Este boom tem imposto vários desafios, entre os quais, a necessidade de regulamentação mais rigorosa para garantir a segurança das transacções e proteger os investidores, associado a uma falta de compreensão e confiança por parte do público em geral. O que, é preocupante quando as estatísticas nacionais e europeias colocam Portugal como o país com menos conhecimentos financeiros. Seremos mesmo um paraíso?
Iliteracia financeira e tecnológica, ausência de regulação e um “donut” de supervisão são os ingredientes perfeitos para a receita criminosa. Afinal de contas, temos um “novo” método de transaccionar fundos que não utiliza uma instituição central, nem depende de supervisão, e que assenta na privacidade e anonimato dos seus utilizadores. Essas características facilitam transacções sem medidas de controlo adequadas e, consequentemente, possibilitam o uso dos activos virtuais como um instrumento auxiliar da prática de ilícitos criminais.
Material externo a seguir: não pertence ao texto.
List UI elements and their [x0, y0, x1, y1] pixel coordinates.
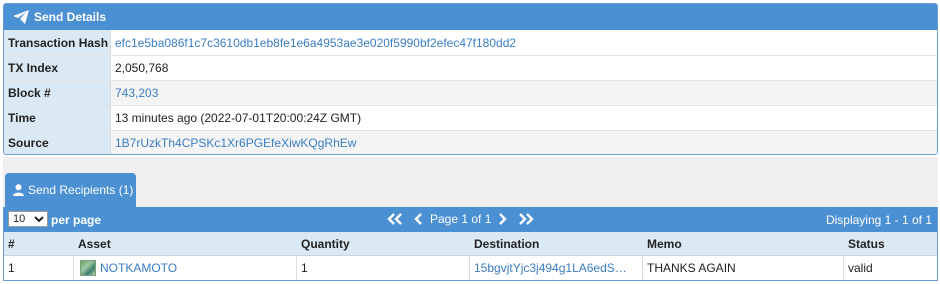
detail-row-source: Source 1B7rUzkTh4CPSKc1Xr6PGEfeXiwKQgRhE… — [4, 130, 937, 154]
send-details-panel: Send Details Transaction Hash efc1e5ba08… — [3, 3, 938, 155]
prev-page-icon[interactable] — [414, 213, 423, 225]
page-indicator: Page 1 of 1 — [430, 212, 492, 226]
column-header-quantity[interactable]: Quantity — [297, 232, 470, 255]
detail-row-block: Block # 743,203 — [4, 80, 937, 105]
column-header-asset[interactable]: Asset — [74, 232, 297, 255]
destination-address-link[interactable]: 15bgvjtYjc3j494g1LA6edSWt... — [474, 261, 634, 275]
detail-label: Transaction Hash — [4, 30, 111, 55]
pager-nav: Page 1 of 1 — [386, 210, 535, 228]
recipients-grid: 10 per page Page 1 of 1 Displaying 1 - 1… — [3, 207, 938, 281]
tx-index-value: 2,050,768 — [115, 61, 169, 75]
pager-bar: 10 per page Page 1 of 1 Displaying 1 - 1… — [4, 207, 937, 232]
last-page-icon[interactable] — [517, 213, 535, 225]
memo-cell: THANKS AGAIN — [643, 256, 844, 280]
detail-label: Time — [4, 106, 111, 130]
quantity-cell: 1 — [297, 256, 470, 280]
row-number: 1 — [4, 256, 74, 280]
asset-link[interactable]: NOTKAMOTO — [100, 261, 177, 275]
detail-label: Block # — [4, 81, 111, 105]
column-header-status[interactable]: Status — [844, 232, 937, 255]
detail-row-time: Time 13 minutes ago (2022-07-01T20:00:24… — [4, 105, 937, 130]
column-header-num[interactable]: # — [4, 232, 74, 255]
displaying-count: Displaying 1 - 1 of 1 — [825, 213, 932, 227]
tab-label: Send Recipients (1) — [28, 183, 134, 197]
block-link[interactable]: 743,203 — [115, 86, 158, 100]
status-cell: valid — [848, 261, 873, 275]
transaction-hash-link[interactable]: efc1e5ba086f1c7c3610db1eb8fe1e6a4953ae3e… — [115, 36, 516, 50]
first-page-icon[interactable] — [386, 213, 404, 225]
per-page-select[interactable]: 10 — [8, 211, 48, 227]
column-header-destination[interactable]: Destination — [470, 232, 643, 255]
detail-label: Source — [4, 131, 111, 154]
send-details-header: Send Details — [4, 4, 937, 30]
detail-row-hash: Transaction Hash efc1e5ba086f1c7c3610db1… — [4, 30, 937, 55]
table-header: # Asset Quantity Destination Memo Status — [4, 232, 937, 256]
tab-send-recipients[interactable]: Send Recipients (1) — [5, 173, 136, 207]
paper-plane-icon — [13, 10, 29, 24]
asset-cell: NOTKAMOTO — [74, 256, 297, 280]
detail-row-tx-index: TX Index 2,050,768 — [4, 55, 937, 80]
recipients-section: Send Recipients (1) 10 per page Page 1 o… — [3, 157, 938, 281]
table-row: 1 NOTKAMOTO 1 15bgvjtYjc3j494g1LA6edSWt.… — [4, 256, 937, 280]
per-page-label: per page — [51, 213, 102, 227]
user-icon — [13, 184, 24, 196]
asset-thumbnail-icon — [80, 260, 96, 276]
detail-label: TX Index — [4, 56, 111, 80]
source-address-link[interactable]: 1B7rUzkTh4CPSKc1Xr6PGEfeXiwKQgRhEw — [115, 136, 356, 150]
send-details-title: Send Details — [34, 10, 107, 24]
next-page-icon[interactable] — [498, 213, 508, 225]
destination-cell: 15bgvjtYjc3j494g1LA6edSWt... — [470, 256, 643, 280]
column-header-memo[interactable]: Memo — [643, 232, 844, 255]
time-value: 13 minutes ago (2022-07-01T20:00:24Z GMT… — [115, 111, 362, 125]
Afinal sempre somos um paraíso: um paraíso para a actuação criminosa. E a criatividade dos criminosos não é pouca: promessas de enriquecimento (à distância de webinares online gratuitos ou de um grupo de Whatsapp, Signal e Telegram), de fraudes (esquemas ponzi ou de pirâmide, ofertas de trabalho com pagamento em criptomoedas), golpes tecnológicos (phishing, pharming, spyware), branqueamento de capitais (burla informática, utilização de testas de ferro, smurfing, commingling), ataques cibernéticos em exchanges de criptomoedas (como no furto de chaves privadas), compras e vendas “fictícias” (em que comprador e vendedor são a mesma pessoa – wash trading de NFTs).
O problema está que esta diversidade de situações esbarra numa previsão penal que se conduz, invariavelmente, ao crime de burla informática — que não tem elasticidade suficiente para albergar todas estas realidades —, e, de forma acessória, ao crime de branqueamento de capitais. A esse obstáculo junta-se uma enorme dificuldade na investigação que leva à descoberta da identidade e subsequente responsabilização dos agentes criminosos. E, claro está, numa clara limitação da supervisão (por ora) ao âmbito da prevenção e combate ao branqueamento de capitais e financiamento do terrorismo, que pode limitar um combate integrado e amplo ao fenómeno.
Como evitar estas armadilhas?
Deverá, primeiramente, informar-se e compreender conceitos tecnológicos e financeiros, essenciais para ponderar os riscos dos investimentos e dos activos. Assim, desconfie de esquemas de enriquecimento rápido, transferências gratuitas, brindes de criptomoedas e emails suspeitos (ameaças de que está em risco de perder o seu dinheiro, bloqueio ou suspensão da sua conta). Verifique a autenticidade das informações, sites, apps, emails e endereços antes de fazer qualquer transacção. Utilize plataformas e serviços confiáveis. Verifique se o remetente dos emails usa a marca como domínio e se a carteira para a qual transfere fundos é uma "watch wallet". Finalmente, não partilhe as suas chaves privadas e seed phrases e acompanhe de perto as transacções e operações na sua carteira para detectar tempestivamente actividades suspeitas e fraudes.
É necessária uma mudança de paradigma, desmistificando este tipo de investimento como sinónimo de um meio fácil para atingir um enriquecimento rápido e com elevadas taxas de retorno, mas sim como uma alternativa sustentável e de diversificação. Compreendendo as suas características e riscos, compreendendo os conceitos e regras em e do jogo, aceitando a incerteza e risco característicos dos activos virtuais.
É essencial apostar na construção de uma cultura de investimento em activos virtuais através da sedimentação de literacia digital e financeira dos investidores, promovendo acções de formação e alertas a uma utilização segura e responsável das plataformas de activos virtuais, bem como investir na regulamentação destas matérias e na supervisão das entidades envolvidas. Promovendo, também, o amadurecimento do sector que possa beneficiar todos os intervenientes.